The patients are at their most vulnerable and may fear the reactions of significant others or parents finding out about the assault.

They may also be leery of getting the perpetrators in trouble and the resulting aftermath.

“Because their boyfriend is going to be irate that this happened to them, and they’re like ‘I will go to the hospital to get checked out,’” Bjelko said.

“That’s a lot of it. Another is not knowing. They wake up in a strange place. They were out drinking. They wake up in a strange place. Guys are there. Maybe their clothes are half on and disheveled, and they’re like ‘did it happen to me?’”

SANE nurses explain that there is no litmus test that says when a person is raped.

“Our job is to collect evidence, to take pictures, to look but we can’t tell if you were or you weren’t,” she said.

If patients come in and are confused and want to be checked out, SANE checks.

“We collect everything we can possibly collect in case they decide to report it if something did happen,” Bjelko said.

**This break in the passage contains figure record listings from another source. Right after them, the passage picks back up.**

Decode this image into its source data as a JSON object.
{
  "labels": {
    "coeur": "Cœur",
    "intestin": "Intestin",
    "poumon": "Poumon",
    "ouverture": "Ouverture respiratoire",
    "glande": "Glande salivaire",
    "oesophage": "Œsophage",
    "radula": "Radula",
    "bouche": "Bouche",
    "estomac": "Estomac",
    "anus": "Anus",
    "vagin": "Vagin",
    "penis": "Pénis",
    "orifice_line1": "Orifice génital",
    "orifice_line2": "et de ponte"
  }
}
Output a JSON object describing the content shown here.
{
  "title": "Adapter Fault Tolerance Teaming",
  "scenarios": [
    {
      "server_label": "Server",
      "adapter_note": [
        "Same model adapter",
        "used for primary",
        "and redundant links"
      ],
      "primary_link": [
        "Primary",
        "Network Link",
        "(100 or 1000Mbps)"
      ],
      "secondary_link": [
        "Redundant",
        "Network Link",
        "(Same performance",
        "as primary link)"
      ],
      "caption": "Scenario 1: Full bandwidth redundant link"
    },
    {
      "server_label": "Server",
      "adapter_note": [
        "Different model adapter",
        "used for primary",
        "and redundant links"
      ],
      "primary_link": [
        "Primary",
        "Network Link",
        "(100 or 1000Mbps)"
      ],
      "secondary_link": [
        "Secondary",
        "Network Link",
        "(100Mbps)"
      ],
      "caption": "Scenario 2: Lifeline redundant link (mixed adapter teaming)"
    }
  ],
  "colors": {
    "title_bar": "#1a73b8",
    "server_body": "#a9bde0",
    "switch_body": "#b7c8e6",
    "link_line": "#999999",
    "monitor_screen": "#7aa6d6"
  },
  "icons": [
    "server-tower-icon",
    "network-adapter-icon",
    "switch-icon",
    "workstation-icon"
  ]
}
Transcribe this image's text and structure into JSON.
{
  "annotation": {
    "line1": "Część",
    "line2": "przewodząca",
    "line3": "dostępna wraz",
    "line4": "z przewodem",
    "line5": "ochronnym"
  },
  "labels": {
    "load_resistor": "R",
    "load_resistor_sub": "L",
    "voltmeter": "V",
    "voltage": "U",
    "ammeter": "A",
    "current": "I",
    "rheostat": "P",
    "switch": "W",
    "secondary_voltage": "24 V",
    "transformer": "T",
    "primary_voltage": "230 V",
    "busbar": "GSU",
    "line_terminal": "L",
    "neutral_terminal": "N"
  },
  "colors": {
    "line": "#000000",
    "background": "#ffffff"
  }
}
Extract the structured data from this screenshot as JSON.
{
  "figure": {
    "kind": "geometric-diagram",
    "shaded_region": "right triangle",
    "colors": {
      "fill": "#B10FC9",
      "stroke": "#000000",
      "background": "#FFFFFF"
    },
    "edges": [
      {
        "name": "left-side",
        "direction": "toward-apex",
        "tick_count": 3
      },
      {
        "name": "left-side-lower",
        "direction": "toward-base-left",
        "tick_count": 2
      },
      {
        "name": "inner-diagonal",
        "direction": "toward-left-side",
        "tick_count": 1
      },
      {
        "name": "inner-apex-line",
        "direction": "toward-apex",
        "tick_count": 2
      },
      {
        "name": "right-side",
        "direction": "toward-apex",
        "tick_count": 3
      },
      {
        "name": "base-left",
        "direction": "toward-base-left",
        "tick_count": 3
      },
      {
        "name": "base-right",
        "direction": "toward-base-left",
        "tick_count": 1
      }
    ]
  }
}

Patients are referred to Northern Adirondack Planned Parenthood rape crisis counselors.

“They are really the experts in supporting the patient as they navigate the legal system or if they need emotional support and follow-up,” Bjelko said.

“We use them a lot to help the patients in those regards. We do explain to the patient, we are the experts in the evidence collection. We are the medical people.

All cases are billed to Crime Victims, a New York state funded program.

The hospital started that policy years and years ago because the vast majority of the college students would not report if their parents could see it on a bill.

“We don’t get a lot of reimbursement,” she said.

“It’s like $800 per case. If you give one HIV med, it’s like a $1,000 so it doesn’t cover labs or the physicians bill. If they want emergency contraception, we provide that. If they want post-exposure meds of STIs and HIV, we do that. If they want evidence collected, we do that.”

Evidenced can be collected with and without a pelvic exam.

“We’ll scrape their fingernails if necessary,” she said.

“We’ll swab their mouths. We will take pictures. Swab any potential saliva or semen or anything and we won’t do the pelvic. So it’s really patient centered. We will do whatever they want. They’ve been traumatized enough. We will let them call the shots.”